The speciation history and systematics of Carthamus (Asteraceae) with special emphasis on Turkish species by integrating phylogenetic and Ecological Niche Modelling data

Tarikahya-Hacioglu B., KARACAOĞLU Ç., ÖZÜDOĞRU B.

PLANT SYSTEMATICS AND EVOLUTION, vol.300, no.6, pp.1349-1359, 2014 (SCI-Expanded) identifier identifier

  • Publication Type: Article / Article
  • Volume: 300 Issue: 6
  • Publication Date: 2014
  • Doi Number: 10.1007/s00606-013-0966-8
  • Journal Indexes: Science Citation Index Expanded (SCI-EXPANDED), Scopus
  • Page Numbers: pp.1349-1359
  • Keywords: Ancestral area reconstruction, Carthamus, Ecological Niche Modelling, Phylogeny, DISTRIBUTIONS, DIVERGENCE, EVOLUTION, GEOGRAPHY
  • Hacettepe University Affiliated: Yes


To discuss the classification and possible scenarios for the speciation of Carthamus species in Turkey, 143 species occurrence data from Turkey used in Ecological Niche Modelling (ENM), ITS sequences of 23 available species gathered from the GenBank and current distribution information were used. The ENM was carried out by using MAXENT software. Among the 19 bioclimatic variables used in ENM, precipitation of coldest quarter (25 %), mean temperature of driest quarter (19 %) and annual precipitation (17 %) parameters have the highest percent contribution to the resulting prediction pattern, respectively. Bayesian-based phylogenetic analysis with divergence time estimation was implemented to obtain phylogenetic history of Carthamus species. Statistical dispersal-vicariance analysis and Bayesian binary MCMC analysis were also used to discuss biogeographical inferences. An identification key for Turkish Carthamus species that is in accordance with phylogenies was given.
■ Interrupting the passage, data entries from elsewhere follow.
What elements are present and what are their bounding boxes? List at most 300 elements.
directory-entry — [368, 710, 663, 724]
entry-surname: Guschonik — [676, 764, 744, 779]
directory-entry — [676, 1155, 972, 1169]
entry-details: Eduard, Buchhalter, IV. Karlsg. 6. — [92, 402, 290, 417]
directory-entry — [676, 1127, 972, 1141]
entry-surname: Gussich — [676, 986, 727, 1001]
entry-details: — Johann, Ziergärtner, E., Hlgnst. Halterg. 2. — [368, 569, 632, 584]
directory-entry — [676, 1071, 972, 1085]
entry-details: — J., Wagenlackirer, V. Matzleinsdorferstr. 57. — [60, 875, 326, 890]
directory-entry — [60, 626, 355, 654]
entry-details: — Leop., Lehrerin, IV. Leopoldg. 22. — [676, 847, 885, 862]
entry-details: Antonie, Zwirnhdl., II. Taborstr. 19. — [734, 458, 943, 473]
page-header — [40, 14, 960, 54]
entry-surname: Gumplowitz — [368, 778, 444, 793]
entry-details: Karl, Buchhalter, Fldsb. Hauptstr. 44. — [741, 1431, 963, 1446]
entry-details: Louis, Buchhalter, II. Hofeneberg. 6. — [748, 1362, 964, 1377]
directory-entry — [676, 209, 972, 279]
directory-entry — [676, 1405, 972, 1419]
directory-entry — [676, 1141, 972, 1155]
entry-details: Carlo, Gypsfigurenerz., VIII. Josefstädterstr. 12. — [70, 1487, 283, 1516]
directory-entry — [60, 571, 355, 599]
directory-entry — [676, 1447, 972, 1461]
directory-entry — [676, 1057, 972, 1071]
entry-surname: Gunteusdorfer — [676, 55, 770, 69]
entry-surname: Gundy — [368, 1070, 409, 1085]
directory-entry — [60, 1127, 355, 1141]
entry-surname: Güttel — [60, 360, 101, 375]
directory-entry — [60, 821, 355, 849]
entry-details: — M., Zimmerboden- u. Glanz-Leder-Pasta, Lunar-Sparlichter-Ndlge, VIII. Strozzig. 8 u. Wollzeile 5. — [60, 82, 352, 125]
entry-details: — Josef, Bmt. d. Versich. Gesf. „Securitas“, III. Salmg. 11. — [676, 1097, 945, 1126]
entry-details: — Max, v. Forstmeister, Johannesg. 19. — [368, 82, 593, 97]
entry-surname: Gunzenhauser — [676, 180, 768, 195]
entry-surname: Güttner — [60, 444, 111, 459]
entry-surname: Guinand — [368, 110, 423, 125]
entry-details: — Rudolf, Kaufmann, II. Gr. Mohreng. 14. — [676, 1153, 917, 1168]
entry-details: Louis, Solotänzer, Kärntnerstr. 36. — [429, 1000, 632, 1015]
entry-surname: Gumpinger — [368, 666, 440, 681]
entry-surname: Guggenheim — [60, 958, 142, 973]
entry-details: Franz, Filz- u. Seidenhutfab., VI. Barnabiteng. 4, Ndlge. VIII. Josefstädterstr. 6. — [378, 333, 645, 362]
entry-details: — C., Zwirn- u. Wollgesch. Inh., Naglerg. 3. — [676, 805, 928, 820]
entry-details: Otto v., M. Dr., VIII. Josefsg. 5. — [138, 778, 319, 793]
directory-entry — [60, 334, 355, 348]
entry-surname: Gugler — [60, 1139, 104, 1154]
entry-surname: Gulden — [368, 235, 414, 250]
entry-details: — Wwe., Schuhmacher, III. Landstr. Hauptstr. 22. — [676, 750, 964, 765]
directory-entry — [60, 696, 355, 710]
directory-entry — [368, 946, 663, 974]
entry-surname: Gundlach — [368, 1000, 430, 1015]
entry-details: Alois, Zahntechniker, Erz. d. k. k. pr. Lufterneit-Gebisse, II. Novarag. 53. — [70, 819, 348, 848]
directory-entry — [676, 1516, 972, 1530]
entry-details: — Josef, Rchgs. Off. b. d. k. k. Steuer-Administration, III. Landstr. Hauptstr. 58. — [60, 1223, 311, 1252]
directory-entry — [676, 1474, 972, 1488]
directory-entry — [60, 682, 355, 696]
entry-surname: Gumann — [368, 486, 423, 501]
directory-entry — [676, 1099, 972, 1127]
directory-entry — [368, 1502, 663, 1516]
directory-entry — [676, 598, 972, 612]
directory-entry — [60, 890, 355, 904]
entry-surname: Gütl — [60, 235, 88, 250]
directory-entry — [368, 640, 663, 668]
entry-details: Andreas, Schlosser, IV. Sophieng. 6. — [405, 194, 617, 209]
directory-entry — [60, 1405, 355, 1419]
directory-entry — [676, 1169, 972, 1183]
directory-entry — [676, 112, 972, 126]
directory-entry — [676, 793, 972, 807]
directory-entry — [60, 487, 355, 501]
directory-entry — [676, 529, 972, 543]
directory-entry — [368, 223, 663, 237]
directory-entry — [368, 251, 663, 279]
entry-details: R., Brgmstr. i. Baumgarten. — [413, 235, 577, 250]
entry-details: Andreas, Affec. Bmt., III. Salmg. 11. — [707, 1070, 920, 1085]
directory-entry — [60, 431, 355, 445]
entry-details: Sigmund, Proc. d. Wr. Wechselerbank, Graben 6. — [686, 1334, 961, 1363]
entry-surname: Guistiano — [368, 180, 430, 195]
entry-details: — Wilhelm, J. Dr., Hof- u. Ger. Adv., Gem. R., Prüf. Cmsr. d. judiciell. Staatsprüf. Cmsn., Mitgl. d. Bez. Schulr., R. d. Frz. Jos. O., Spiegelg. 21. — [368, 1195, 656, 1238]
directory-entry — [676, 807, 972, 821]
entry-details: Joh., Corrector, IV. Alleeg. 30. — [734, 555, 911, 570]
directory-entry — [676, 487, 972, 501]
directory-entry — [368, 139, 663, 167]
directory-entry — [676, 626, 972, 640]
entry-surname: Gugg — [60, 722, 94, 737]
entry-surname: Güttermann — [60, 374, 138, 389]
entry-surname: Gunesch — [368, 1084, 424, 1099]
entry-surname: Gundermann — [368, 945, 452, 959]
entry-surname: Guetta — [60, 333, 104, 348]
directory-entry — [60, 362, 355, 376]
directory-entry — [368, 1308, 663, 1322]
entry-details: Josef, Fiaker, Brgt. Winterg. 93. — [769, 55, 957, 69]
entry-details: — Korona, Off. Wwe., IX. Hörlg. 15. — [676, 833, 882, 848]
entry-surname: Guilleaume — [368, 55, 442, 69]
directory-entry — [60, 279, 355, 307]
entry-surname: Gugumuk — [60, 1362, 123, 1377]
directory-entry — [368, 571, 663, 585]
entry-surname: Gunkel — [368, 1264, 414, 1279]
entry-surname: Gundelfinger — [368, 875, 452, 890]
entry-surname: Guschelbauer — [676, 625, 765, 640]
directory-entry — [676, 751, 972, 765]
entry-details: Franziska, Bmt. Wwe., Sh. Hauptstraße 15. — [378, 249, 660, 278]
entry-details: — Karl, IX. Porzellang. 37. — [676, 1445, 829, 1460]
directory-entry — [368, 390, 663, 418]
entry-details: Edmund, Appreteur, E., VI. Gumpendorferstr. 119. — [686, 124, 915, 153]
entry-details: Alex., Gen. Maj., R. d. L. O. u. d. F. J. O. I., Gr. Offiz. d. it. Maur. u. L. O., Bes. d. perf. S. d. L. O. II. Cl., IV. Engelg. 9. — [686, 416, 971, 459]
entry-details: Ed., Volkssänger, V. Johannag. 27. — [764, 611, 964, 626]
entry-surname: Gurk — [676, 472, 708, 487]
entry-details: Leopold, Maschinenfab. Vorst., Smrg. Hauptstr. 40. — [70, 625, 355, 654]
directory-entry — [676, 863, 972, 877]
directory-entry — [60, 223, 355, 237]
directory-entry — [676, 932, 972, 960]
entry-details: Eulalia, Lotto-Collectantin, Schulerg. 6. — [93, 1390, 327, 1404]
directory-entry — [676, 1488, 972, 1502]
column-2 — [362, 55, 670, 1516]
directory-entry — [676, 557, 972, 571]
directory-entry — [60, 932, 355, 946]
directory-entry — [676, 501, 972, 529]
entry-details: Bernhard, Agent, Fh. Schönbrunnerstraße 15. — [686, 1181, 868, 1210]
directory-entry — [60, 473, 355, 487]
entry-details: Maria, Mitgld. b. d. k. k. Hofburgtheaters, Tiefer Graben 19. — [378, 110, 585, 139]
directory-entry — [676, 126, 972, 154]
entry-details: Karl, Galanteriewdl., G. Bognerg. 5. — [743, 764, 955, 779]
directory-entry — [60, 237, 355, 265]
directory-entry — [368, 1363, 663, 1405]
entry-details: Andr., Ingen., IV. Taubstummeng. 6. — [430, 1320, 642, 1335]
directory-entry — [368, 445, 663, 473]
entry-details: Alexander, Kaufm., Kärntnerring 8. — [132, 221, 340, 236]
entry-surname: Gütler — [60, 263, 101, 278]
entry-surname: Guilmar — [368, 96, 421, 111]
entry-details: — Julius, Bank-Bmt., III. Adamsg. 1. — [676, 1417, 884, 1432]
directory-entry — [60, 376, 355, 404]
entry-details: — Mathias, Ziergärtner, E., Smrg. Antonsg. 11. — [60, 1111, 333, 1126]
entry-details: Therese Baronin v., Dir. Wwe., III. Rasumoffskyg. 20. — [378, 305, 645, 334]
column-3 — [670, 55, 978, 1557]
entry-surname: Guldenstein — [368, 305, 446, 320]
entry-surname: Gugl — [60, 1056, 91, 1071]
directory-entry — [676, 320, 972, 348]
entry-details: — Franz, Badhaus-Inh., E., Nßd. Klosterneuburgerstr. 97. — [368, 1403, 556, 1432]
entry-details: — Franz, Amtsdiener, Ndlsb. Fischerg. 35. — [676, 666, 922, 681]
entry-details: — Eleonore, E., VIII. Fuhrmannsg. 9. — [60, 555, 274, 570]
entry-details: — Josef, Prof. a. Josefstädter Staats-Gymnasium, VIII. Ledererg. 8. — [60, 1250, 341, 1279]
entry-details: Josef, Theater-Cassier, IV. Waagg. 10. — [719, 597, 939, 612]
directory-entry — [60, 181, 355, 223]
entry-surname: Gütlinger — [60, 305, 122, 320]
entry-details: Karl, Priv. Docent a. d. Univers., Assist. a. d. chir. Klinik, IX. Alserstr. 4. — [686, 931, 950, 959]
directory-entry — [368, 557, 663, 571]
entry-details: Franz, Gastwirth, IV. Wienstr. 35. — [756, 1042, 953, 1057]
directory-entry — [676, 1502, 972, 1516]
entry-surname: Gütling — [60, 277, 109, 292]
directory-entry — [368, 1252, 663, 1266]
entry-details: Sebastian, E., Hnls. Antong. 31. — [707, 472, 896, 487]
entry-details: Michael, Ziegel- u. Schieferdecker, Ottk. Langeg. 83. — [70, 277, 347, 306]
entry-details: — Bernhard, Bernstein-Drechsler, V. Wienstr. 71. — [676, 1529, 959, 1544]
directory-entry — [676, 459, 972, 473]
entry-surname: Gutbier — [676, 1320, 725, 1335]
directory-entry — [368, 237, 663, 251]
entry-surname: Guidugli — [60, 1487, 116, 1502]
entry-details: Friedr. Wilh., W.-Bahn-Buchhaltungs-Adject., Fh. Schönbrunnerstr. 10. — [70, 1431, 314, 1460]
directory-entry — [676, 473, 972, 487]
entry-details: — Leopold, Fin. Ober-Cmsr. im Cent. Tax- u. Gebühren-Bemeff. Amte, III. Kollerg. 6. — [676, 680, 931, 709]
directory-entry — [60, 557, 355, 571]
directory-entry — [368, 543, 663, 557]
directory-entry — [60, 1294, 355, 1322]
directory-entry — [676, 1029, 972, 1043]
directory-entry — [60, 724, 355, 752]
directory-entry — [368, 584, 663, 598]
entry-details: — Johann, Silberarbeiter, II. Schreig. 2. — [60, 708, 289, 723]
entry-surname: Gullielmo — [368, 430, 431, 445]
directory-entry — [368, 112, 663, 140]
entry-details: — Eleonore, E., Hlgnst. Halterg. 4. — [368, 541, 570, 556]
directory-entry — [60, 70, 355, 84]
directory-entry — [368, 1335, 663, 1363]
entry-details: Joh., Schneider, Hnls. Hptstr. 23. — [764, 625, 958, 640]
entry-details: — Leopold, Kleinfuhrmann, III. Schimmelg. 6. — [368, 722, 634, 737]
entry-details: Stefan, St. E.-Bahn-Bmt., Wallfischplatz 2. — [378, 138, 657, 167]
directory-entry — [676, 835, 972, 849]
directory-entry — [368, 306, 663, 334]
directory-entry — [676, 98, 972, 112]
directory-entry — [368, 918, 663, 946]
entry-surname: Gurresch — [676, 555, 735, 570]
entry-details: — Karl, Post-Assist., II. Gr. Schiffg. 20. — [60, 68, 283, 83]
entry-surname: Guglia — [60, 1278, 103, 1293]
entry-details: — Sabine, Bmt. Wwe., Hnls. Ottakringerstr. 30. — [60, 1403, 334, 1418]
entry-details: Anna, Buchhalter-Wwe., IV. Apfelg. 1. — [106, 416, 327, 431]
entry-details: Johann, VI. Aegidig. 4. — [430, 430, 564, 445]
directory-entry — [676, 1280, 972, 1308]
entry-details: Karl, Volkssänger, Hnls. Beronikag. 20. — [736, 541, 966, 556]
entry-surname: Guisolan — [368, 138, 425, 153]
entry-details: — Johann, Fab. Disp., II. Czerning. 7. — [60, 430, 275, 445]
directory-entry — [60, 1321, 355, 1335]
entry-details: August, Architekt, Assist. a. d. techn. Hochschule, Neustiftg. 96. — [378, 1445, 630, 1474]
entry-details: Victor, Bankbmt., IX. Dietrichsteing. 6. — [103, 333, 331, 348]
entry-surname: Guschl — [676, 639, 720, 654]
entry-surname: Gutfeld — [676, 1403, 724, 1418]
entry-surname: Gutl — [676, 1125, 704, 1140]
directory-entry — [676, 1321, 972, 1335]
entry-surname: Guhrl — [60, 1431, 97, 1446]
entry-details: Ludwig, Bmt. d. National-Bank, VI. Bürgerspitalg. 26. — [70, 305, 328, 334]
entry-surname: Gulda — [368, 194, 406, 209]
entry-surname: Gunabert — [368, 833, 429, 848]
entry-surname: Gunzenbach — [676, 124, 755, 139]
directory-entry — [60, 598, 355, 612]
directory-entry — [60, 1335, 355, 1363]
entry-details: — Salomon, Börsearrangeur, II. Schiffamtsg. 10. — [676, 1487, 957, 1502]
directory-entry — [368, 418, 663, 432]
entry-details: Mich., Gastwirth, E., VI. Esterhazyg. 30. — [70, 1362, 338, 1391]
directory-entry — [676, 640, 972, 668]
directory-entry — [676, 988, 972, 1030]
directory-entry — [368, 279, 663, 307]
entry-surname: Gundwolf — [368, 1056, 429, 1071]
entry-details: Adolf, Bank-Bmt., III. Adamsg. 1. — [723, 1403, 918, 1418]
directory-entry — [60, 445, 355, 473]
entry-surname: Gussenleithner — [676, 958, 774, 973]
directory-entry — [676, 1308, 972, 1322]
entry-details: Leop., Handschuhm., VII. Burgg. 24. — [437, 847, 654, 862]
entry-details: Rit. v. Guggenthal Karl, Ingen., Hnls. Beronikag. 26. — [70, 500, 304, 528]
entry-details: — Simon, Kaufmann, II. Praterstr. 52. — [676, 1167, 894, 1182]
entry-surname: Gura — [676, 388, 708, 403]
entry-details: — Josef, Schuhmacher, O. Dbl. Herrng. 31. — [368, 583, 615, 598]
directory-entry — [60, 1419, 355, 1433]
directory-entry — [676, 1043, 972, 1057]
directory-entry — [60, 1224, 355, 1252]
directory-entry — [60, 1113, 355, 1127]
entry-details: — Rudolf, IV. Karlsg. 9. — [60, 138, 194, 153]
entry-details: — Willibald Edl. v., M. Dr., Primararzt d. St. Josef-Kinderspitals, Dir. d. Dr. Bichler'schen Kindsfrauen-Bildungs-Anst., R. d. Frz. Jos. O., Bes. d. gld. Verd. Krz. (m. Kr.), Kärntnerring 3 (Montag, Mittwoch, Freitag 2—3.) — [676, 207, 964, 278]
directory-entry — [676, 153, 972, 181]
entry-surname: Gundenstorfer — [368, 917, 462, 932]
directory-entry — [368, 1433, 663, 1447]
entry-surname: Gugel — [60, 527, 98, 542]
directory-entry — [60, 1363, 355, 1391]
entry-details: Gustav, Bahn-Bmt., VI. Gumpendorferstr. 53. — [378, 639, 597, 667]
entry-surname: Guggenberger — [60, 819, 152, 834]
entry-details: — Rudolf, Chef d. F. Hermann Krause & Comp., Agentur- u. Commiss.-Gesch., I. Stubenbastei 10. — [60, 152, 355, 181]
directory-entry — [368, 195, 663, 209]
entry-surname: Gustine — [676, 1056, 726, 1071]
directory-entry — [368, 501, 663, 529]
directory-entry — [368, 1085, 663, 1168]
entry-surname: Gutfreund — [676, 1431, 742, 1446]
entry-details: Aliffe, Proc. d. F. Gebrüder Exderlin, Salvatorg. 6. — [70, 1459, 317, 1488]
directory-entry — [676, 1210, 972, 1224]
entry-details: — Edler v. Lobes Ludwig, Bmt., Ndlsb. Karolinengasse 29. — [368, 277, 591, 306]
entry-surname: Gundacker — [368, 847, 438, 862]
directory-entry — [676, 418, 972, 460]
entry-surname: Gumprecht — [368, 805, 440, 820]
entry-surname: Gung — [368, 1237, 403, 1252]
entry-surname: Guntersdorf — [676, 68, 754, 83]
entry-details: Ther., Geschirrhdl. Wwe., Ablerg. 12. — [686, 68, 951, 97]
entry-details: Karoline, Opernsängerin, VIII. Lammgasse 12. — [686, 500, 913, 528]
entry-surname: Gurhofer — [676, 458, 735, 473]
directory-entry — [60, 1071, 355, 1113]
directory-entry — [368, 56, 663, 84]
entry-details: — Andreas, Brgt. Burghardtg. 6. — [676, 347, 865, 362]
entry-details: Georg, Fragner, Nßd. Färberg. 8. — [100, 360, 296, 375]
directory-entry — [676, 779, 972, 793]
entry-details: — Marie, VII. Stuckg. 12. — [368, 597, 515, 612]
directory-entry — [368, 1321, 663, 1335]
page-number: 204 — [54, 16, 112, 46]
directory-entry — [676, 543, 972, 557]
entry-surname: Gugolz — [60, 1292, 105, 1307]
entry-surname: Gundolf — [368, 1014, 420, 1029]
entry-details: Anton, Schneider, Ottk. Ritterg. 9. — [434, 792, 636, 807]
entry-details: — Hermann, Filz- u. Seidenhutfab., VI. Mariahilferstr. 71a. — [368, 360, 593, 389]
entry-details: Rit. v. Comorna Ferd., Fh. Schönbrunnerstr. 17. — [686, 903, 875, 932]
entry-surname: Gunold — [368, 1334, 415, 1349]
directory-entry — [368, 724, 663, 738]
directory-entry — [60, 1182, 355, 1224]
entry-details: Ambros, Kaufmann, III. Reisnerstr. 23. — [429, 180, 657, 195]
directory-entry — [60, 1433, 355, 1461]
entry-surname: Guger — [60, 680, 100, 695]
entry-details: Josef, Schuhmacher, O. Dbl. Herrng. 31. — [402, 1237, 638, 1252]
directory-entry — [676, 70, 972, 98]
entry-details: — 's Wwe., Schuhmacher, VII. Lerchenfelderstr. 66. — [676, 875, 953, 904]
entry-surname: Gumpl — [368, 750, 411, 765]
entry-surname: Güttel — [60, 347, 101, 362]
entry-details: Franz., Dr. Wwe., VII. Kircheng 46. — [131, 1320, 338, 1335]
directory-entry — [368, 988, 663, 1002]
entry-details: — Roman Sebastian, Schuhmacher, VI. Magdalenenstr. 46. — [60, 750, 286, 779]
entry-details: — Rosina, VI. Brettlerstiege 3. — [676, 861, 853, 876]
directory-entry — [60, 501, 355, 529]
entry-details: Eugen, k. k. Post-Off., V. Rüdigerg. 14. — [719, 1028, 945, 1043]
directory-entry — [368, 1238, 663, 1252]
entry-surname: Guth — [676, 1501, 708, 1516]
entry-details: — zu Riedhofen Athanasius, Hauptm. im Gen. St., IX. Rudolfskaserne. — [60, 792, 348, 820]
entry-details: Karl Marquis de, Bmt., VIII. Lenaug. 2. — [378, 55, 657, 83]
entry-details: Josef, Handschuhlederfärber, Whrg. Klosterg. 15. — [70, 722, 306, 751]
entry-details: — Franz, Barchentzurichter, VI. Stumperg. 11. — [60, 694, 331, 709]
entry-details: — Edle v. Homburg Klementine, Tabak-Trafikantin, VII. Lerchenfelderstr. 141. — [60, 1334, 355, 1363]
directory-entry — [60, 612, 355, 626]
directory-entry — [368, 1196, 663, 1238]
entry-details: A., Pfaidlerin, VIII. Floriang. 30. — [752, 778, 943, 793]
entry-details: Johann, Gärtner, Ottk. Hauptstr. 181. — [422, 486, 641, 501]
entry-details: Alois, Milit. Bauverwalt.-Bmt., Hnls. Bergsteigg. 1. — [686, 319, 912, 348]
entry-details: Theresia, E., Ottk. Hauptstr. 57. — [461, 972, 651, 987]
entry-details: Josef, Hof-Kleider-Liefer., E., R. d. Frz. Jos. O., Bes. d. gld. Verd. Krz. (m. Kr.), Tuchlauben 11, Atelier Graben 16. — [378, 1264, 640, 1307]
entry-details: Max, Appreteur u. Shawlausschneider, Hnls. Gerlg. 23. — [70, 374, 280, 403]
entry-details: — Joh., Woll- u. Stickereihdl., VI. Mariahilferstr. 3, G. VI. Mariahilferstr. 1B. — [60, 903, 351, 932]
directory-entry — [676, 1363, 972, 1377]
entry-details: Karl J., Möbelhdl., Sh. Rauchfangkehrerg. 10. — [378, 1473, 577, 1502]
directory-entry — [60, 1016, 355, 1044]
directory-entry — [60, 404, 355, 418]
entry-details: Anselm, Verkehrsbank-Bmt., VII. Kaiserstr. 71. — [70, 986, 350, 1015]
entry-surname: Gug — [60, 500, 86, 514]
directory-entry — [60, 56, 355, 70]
Ancestral area reconstruction analyses pointed out that the Western Asia region was the ancestral area for Carthamus species and in the Pliocene/Pleistocene period they started to diversify. Also ENM results clearly indicate that especially Anatolian species used Aegean and Mediterranean coastal part of Anatolia as potential refugia.